Karcinal Eschatar wrote:
Chess Pwn wrote:
each has it's own and no, the exploit isn't enough to power the other exploit to being full level, though if you take the arcanist archetype that does actually give them a bloodline then it works.
So the prohibition on a Blood Arcanist selecting Bloodline Development can be bypassed by selecting it as an Exploiter first?

What are you asking?

What I said was that if you take the Blood Arcanist archetype or the School Savant archetype that give you a full bloodline or arcane school respectively that those can meet the conditions for the exploiter to combine the levels with the bloodline development exploit.

If you are an exploiter wizard 5 and a normal arcanist 5 and pick up bloodline development then you'll have 2 copies of the bloodline and can pump a point to treat your level as lv5 for the 1st level power.

Dark Archive

Chess Pwn wrote:
Karcinal Eschatar wrote:
Chess Pwn wrote:
each has it's own and no, the exploit isn't enough to power the other exploit to being full level, though if you take the arcanist archetype that does actually give them a bloodline then it works.
So the prohibition on a Blood Arcanist selecting Bloodline Development can be bypassed by selecting it as an Exploiter first?

What are you asking?

What I said was that if you take the Blood Arcanist archetype or the School Savant archetype that give you a full bloodline or arcane school respectively that those can meet the conditions for the exploiter to combine the levels with the bloodline development exploit.

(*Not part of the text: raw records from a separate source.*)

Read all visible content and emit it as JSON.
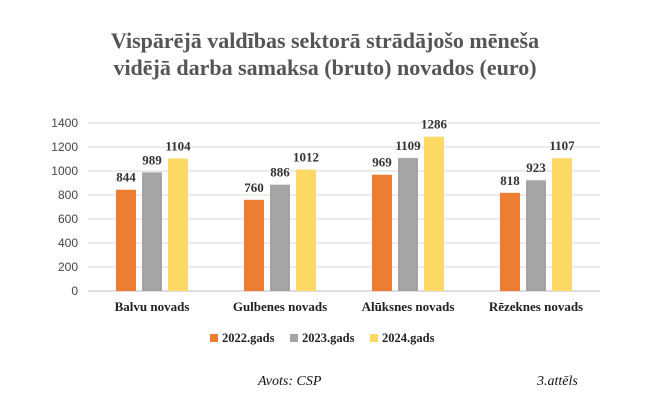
{
  "chart_data": {
    "type": "bar",
    "title_lines": [
      "Vispārējā valdības sektorā strādājošo mēneša",
      "vidējā darba samaksa (bruto) novados (euro)"
    ],
    "categories": [
      "Balvu novads",
      "Gulbenes novads",
      "Alūksnes novads",
      "Rēzeknes novads"
    ],
    "series": [
      {
        "name": "2022.gads",
        "color": "#ED7D31",
        "values": [
          844,
          760,
          969,
          818
        ]
      },
      {
        "name": "2023.gads",
        "color": "#A5A5A5",
        "values": [
          989,
          886,
          1109,
          923
        ]
      },
      {
        "name": "2024.gads",
        "color": "#FFD966",
        "values": [
          1104,
          1012,
          1286,
          1107
        ]
      }
    ],
    "ylim": [
      0,
      1400
    ],
    "yticks": [
      0,
      200,
      400,
      600,
      800,
      1000,
      1200,
      1400
    ],
    "grid": true,
    "legend_position": "bottom",
    "xlabel": "",
    "ylabel": ""
  },
  "footer": {
    "source": "Avots: CSP",
    "figure": "3.attēls"
  }
}
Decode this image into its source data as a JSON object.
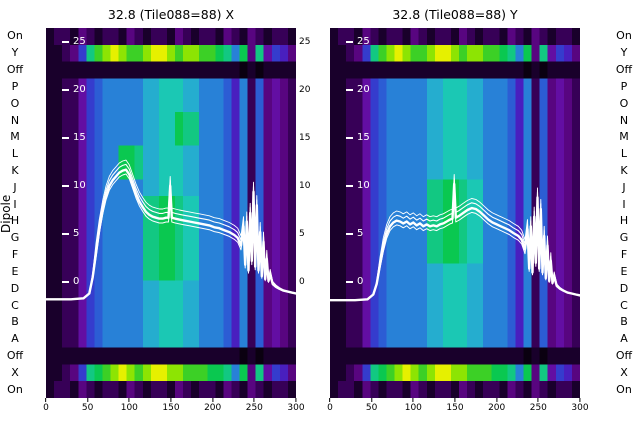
{
  "chart_data": {
    "type": "heatmap",
    "ylabel": "Dipole",
    "row_labels": [
      "On",
      "Y",
      "Off",
      "P",
      "O",
      "N",
      "M",
      "L",
      "K",
      "J",
      "I",
      "H",
      "G",
      "F",
      "E",
      "D",
      "C",
      "B",
      "A",
      "Off",
      "X",
      "On"
    ],
    "x_ticks": [
      0,
      50,
      100,
      150,
      200,
      250,
      300
    ],
    "x_range": [
      0,
      300
    ],
    "curve_y_ticks": [
      25,
      20,
      15,
      10,
      5,
      0
    ],
    "gap_y_ticks": [
      25,
      20,
      15,
      10,
      5,
      0
    ],
    "curve_color": "#ffffff",
    "colormap": [
      [
        0,
        "#0a0010"
      ],
      [
        0.08,
        "#1c0030"
      ],
      [
        0.16,
        "#45006a"
      ],
      [
        0.24,
        "#6a0a96"
      ],
      [
        0.3,
        "#5a14b4"
      ],
      [
        0.36,
        "#3c28c8"
      ],
      [
        0.44,
        "#2e50d2"
      ],
      [
        0.52,
        "#2878d8"
      ],
      [
        0.58,
        "#28a0d2"
      ],
      [
        0.64,
        "#1ec8c8"
      ],
      [
        0.72,
        "#14c88c"
      ],
      [
        0.8,
        "#0ac850"
      ],
      [
        0.88,
        "#46d21e"
      ],
      [
        0.94,
        "#96e600"
      ],
      [
        1,
        "#e6f000"
      ]
    ],
    "panels": [
      {
        "title": "32.8 (Tile088=88) X",
        "rows": [
          "1221321221321221321221321321221",
          "11236bdefeddeffedeeddcb8c3b4653",
          "1111111111111111111111110101111",
          "11224678888899aaa99888758273432",
          "11224678888899aaa99888758273432",
          "11224678888899aacbb888758273432",
          "11224678888899aacbb888758273432",
          "112246788ccb99aaa99888758273432",
          "112246788ccb99aaa99888758273432",
          "11224678888899aaa99888758273432",
          "112246788888bbccbaa888758273432",
          "112246788888bbccbaa888758273432",
          "112246788888bbccbaa888758273432",
          "112246788888bbccbaa888758273432",
          "112246788888bbccbaa888758273432",
          "11224678888899aaa99888758273432",
          "11224678888899aaa99888758273432",
          "11224678888899aaa99888758273432",
          "11224678888899aaa99888758273432",
          "1111111111111111111111110101111",
          "11236bcdefedeffeedddccb8c3b4653",
          "1221321221321221321221321321221"
        ],
        "curve": [
          [
            0,
            -1.8
          ],
          [
            30,
            -1.8
          ],
          [
            45,
            -1.7
          ],
          [
            52,
            -1.2
          ],
          [
            56,
            0.5
          ],
          [
            60,
            3
          ],
          [
            64,
            5.5
          ],
          [
            68,
            7.5
          ],
          [
            72,
            9
          ],
          [
            76,
            10
          ],
          [
            80,
            10.6
          ],
          [
            84,
            11
          ],
          [
            88,
            11.4
          ],
          [
            92,
            11.6
          ],
          [
            96,
            11.7
          ],
          [
            100,
            11.2
          ],
          [
            104,
            10.2
          ],
          [
            108,
            9.2
          ],
          [
            112,
            8.4
          ],
          [
            116,
            7.8
          ],
          [
            120,
            7.3
          ],
          [
            124,
            7
          ],
          [
            128,
            6.8
          ],
          [
            132,
            6.7
          ],
          [
            136,
            6.6
          ],
          [
            140,
            6.6
          ],
          [
            144,
            6.7
          ],
          [
            147,
            6.7
          ],
          [
            149,
            10
          ],
          [
            151,
            6.7
          ],
          [
            155,
            6.6
          ],
          [
            160,
            6.5
          ],
          [
            166,
            6.4
          ],
          [
            172,
            6.3
          ],
          [
            178,
            6.2
          ],
          [
            184,
            6.1
          ],
          [
            190,
            6
          ],
          [
            196,
            5.9
          ],
          [
            202,
            5.7
          ],
          [
            208,
            5.6
          ],
          [
            214,
            5.4
          ],
          [
            220,
            5.2
          ],
          [
            226,
            4.9
          ],
          [
            230,
            4.6
          ],
          [
            234,
            3.8
          ],
          [
            237,
            5.8
          ],
          [
            239,
            1.8
          ],
          [
            241,
            6.3
          ],
          [
            243,
            1.2
          ],
          [
            245,
            7.2
          ],
          [
            247,
            2.2
          ],
          [
            249,
            9.4
          ],
          [
            251,
            1.6
          ],
          [
            253,
            8
          ],
          [
            255,
            1.2
          ],
          [
            257,
            5.2
          ],
          [
            259,
            0.6
          ],
          [
            261,
            4.2
          ],
          [
            263,
            0.3
          ],
          [
            265,
            2.4
          ],
          [
            267,
            0.1
          ],
          [
            269,
            0.8
          ],
          [
            272,
            -0.2
          ],
          [
            276,
            -0.5
          ],
          [
            280,
            -0.7
          ],
          [
            285,
            -0.9
          ],
          [
            290,
            -1
          ],
          [
            295,
            -1.1
          ],
          [
            300,
            -1.2
          ]
        ]
      },
      {
        "title": "32.8 (Tile088=88) Y",
        "rows": [
          "1221321221321221321221321321221",
          "11236bdefeddeffedeeddcb8c3b4653",
          "1111111111111111111111110101111",
          "11224678888899aaa99888758273432",
          "11224678888899aaa99888758273432",
          "11224678888899aaa99888758273432",
          "11224678888899aaa99888758273432",
          "11224678888899aaa99888758273432",
          "11224678888899aaa99888758273432",
          "112246788888bbccbaa888758273432",
          "112246788888bbccbaa888758273432",
          "112246788888bbccbaa888758273432",
          "112246788888bbccbaa888758273432",
          "112246788888bbccbaa888758273432",
          "11224678888899aaa99888758273432",
          "11224678888899aaa99888758273432",
          "11224678888899aaa99888758273432",
          "11224678888899aaa99888758273432",
          "11224678888899aaa99888758273432",
          "1111111111111111111111110101111",
          "11236bcdefedeffeedddccb8c3b4653",
          "1221321221321221321221321321221"
        ],
        "curve": [
          [
            0,
            -1.9
          ],
          [
            30,
            -1.9
          ],
          [
            45,
            -1.8
          ],
          [
            52,
            -1.3
          ],
          [
            56,
            -0.2
          ],
          [
            60,
            1.8
          ],
          [
            64,
            3.6
          ],
          [
            68,
            5
          ],
          [
            72,
            5.8
          ],
          [
            76,
            6.2
          ],
          [
            80,
            6.4
          ],
          [
            84,
            6.3
          ],
          [
            88,
            6.1
          ],
          [
            92,
            6.3
          ],
          [
            96,
            6
          ],
          [
            100,
            6.2
          ],
          [
            104,
            5.9
          ],
          [
            108,
            6.1
          ],
          [
            112,
            5.8
          ],
          [
            116,
            6
          ],
          [
            120,
            5.8
          ],
          [
            124,
            5.9
          ],
          [
            128,
            5.8
          ],
          [
            132,
            6
          ],
          [
            136,
            6.1
          ],
          [
            140,
            6.3
          ],
          [
            144,
            6.5
          ],
          [
            147,
            6.6
          ],
          [
            149,
            10.2
          ],
          [
            151,
            6.7
          ],
          [
            155,
            6.9
          ],
          [
            160,
            7.2
          ],
          [
            165,
            7.5
          ],
          [
            170,
            7.7
          ],
          [
            175,
            7.6
          ],
          [
            180,
            7.3
          ],
          [
            185,
            6.9
          ],
          [
            190,
            6.5
          ],
          [
            195,
            6.2
          ],
          [
            200,
            6
          ],
          [
            205,
            5.8
          ],
          [
            210,
            5.6
          ],
          [
            215,
            5.4
          ],
          [
            220,
            5.1
          ],
          [
            226,
            4.8
          ],
          [
            230,
            4.4
          ],
          [
            234,
            3.4
          ],
          [
            237,
            5.5
          ],
          [
            239,
            1.4
          ],
          [
            241,
            5.8
          ],
          [
            243,
            1
          ],
          [
            245,
            6.8
          ],
          [
            247,
            2
          ],
          [
            249,
            8.8
          ],
          [
            251,
            1.4
          ],
          [
            253,
            7.6
          ],
          [
            255,
            1
          ],
          [
            257,
            4.8
          ],
          [
            259,
            0.4
          ],
          [
            261,
            3.8
          ],
          [
            263,
            0.1
          ],
          [
            265,
            2.2
          ],
          [
            267,
            -0.1
          ],
          [
            269,
            0.6
          ],
          [
            272,
            -0.4
          ],
          [
            276,
            -0.7
          ],
          [
            280,
            -0.9
          ],
          [
            285,
            -1.1
          ],
          [
            290,
            -1.2
          ],
          [
            295,
            -1.3
          ],
          [
            300,
            -1.4
          ]
        ]
      }
    ]
  }
}
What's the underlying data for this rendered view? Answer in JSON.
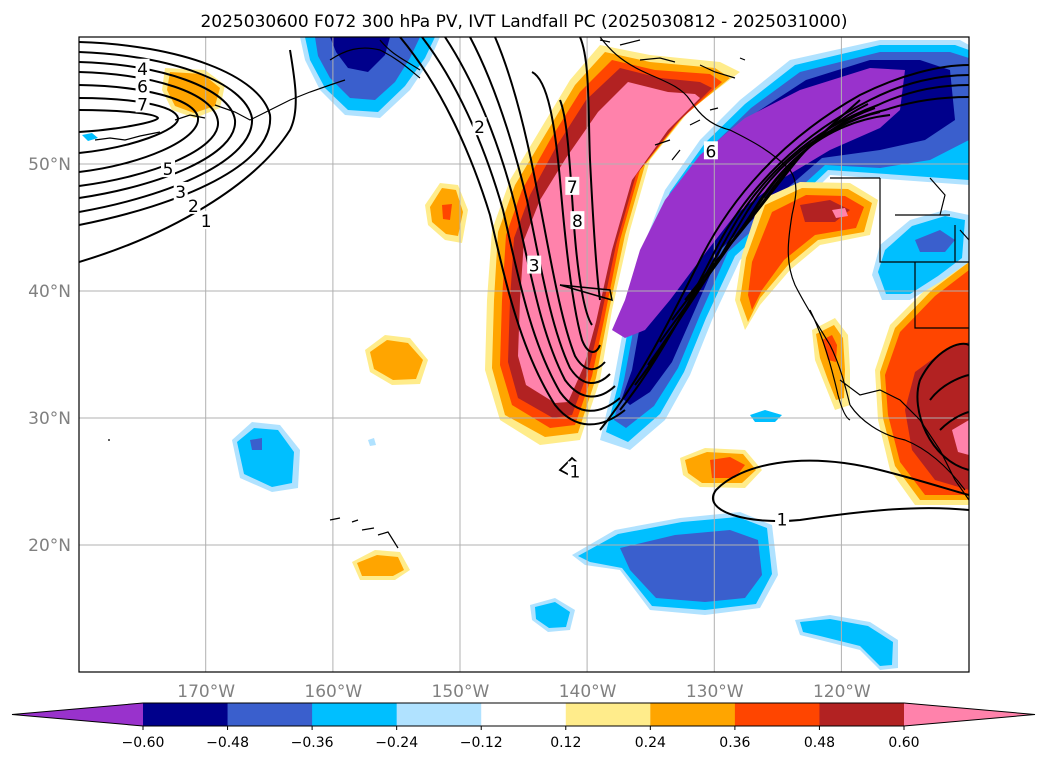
{
  "title": "2025030600 F072 300 hPa PV, IVT Landfall PC (2025030812 - 2025031000)",
  "map": {
    "lon_range": [
      -180,
      -110
    ],
    "lat_range": [
      10,
      60
    ],
    "lat_ticks": [
      {
        "value": 20,
        "label": "20°N"
      },
      {
        "value": 30,
        "label": "30°N"
      },
      {
        "value": 40,
        "label": "40°N"
      },
      {
        "value": 50,
        "label": "50°N"
      }
    ],
    "lon_ticks": [
      {
        "value": -170,
        "label": "170°W"
      },
      {
        "value": -160,
        "label": "160°W"
      },
      {
        "value": -150,
        "label": "150°W"
      },
      {
        "value": -140,
        "label": "140°W"
      },
      {
        "value": -130,
        "label": "130°W"
      },
      {
        "value": -120,
        "label": "120°W"
      }
    ],
    "gridlines": true,
    "contour_labels": [
      {
        "text": "4",
        "lon": -175,
        "lat": 57.5
      },
      {
        "text": "6",
        "lon": -175,
        "lat": 56.1
      },
      {
        "text": "7",
        "lon": -175,
        "lat": 54.7
      },
      {
        "text": "5",
        "lon": -173,
        "lat": 49.6
      },
      {
        "text": "3",
        "lon": -172,
        "lat": 47.8
      },
      {
        "text": "2",
        "lon": -171,
        "lat": 46.7
      },
      {
        "text": "1",
        "lon": -170,
        "lat": 45.5
      },
      {
        "text": "2",
        "lon": -148.5,
        "lat": 52.9
      },
      {
        "text": "7",
        "lon": -141.2,
        "lat": 48.2
      },
      {
        "text": "8",
        "lon": -140.8,
        "lat": 45.5
      },
      {
        "text": "3",
        "lon": -144.2,
        "lat": 42.0
      },
      {
        "text": "6",
        "lon": -130.3,
        "lat": 51.0
      },
      {
        "text": "1",
        "lon": -141.0,
        "lat": 25.8
      },
      {
        "text": "1",
        "lon": -124.7,
        "lat": 22.0
      }
    ]
  },
  "colorbar": {
    "colors": [
      "#9932cc",
      "#00008b",
      "#3a5fcd",
      "#00bfff",
      "#b0e2ff",
      "#ffffff",
      "#ffec8b",
      "#ffa500",
      "#ff4500",
      "#b22222",
      "#ff82ab"
    ],
    "ticks": [
      "−0.60",
      "−0.48",
      "−0.36",
      "−0.24",
      "−0.12",
      "0.12",
      "0.24",
      "0.36",
      "0.48",
      "0.60"
    ]
  }
}
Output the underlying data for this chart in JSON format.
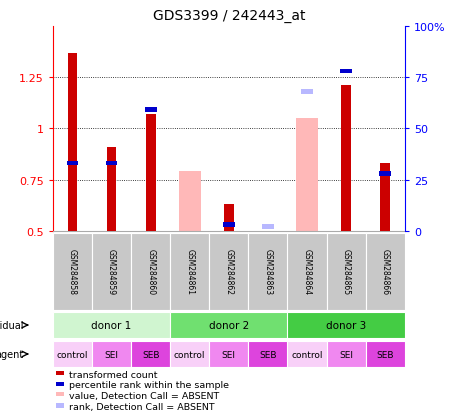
{
  "title": "GDS3399 / 242443_at",
  "samples": [
    "GSM284858",
    "GSM284859",
    "GSM284860",
    "GSM284861",
    "GSM284862",
    "GSM284863",
    "GSM284864",
    "GSM284865",
    "GSM284866"
  ],
  "ylim_left": [
    0.5,
    1.5
  ],
  "ylim_right": [
    0,
    100
  ],
  "yticks_left": [
    0.5,
    0.75,
    1.0,
    1.25
  ],
  "yticks_right": [
    0,
    25,
    50,
    75,
    100
  ],
  "ytick_labels_left": [
    "0.5",
    "0.75",
    "1",
    "1.25"
  ],
  "ytick_labels_right": [
    "0",
    "25",
    "50",
    "75",
    "100%"
  ],
  "red_bars": [
    1.37,
    0.91,
    1.07,
    null,
    0.63,
    null,
    null,
    1.21,
    0.83
  ],
  "blue_bars": [
    0.82,
    0.82,
    1.08,
    null,
    0.52,
    null,
    null,
    1.27,
    0.77
  ],
  "pink_bars": [
    null,
    null,
    null,
    0.79,
    null,
    null,
    1.05,
    null,
    null
  ],
  "lightblue_bars": [
    null,
    null,
    null,
    null,
    null,
    0.52,
    1.18,
    null,
    null
  ],
  "donors": [
    {
      "label": "donor 1",
      "start": 0,
      "end": 3,
      "color": "#d0f5d0"
    },
    {
      "label": "donor 2",
      "start": 3,
      "end": 6,
      "color": "#70e070"
    },
    {
      "label": "donor 3",
      "start": 6,
      "end": 9,
      "color": "#44cc44"
    }
  ],
  "agents": [
    "control",
    "SEI",
    "SEB",
    "control",
    "SEI",
    "SEB",
    "control",
    "SEI",
    "SEB"
  ],
  "agent_colors": [
    "#f8d0f8",
    "#f088f0",
    "#dd44dd",
    "#f8d0f8",
    "#f088f0",
    "#dd44dd",
    "#f8d0f8",
    "#f088f0",
    "#dd44dd"
  ],
  "red_color": "#cc0000",
  "blue_color": "#0000cc",
  "pink_color": "#ffb8b8",
  "lightblue_color": "#b8b8ff",
  "bg_color": "#ffffff",
  "sample_box_color": "#c8c8c8"
}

If you are an exploiter wizard 5 and a normal arcanist 5 and pick up bloodline development then you'll have 2 copies of the bloodline and can pump a point to treat your level as lv5 for the 1st level power.

Thanks for the clarification. My mind's always looking for loopholes, probably why this archetype calls out to me. Either that, or I'm just paranoid that the GM is going to tempt me with a Faustian contract or a Jackass genie.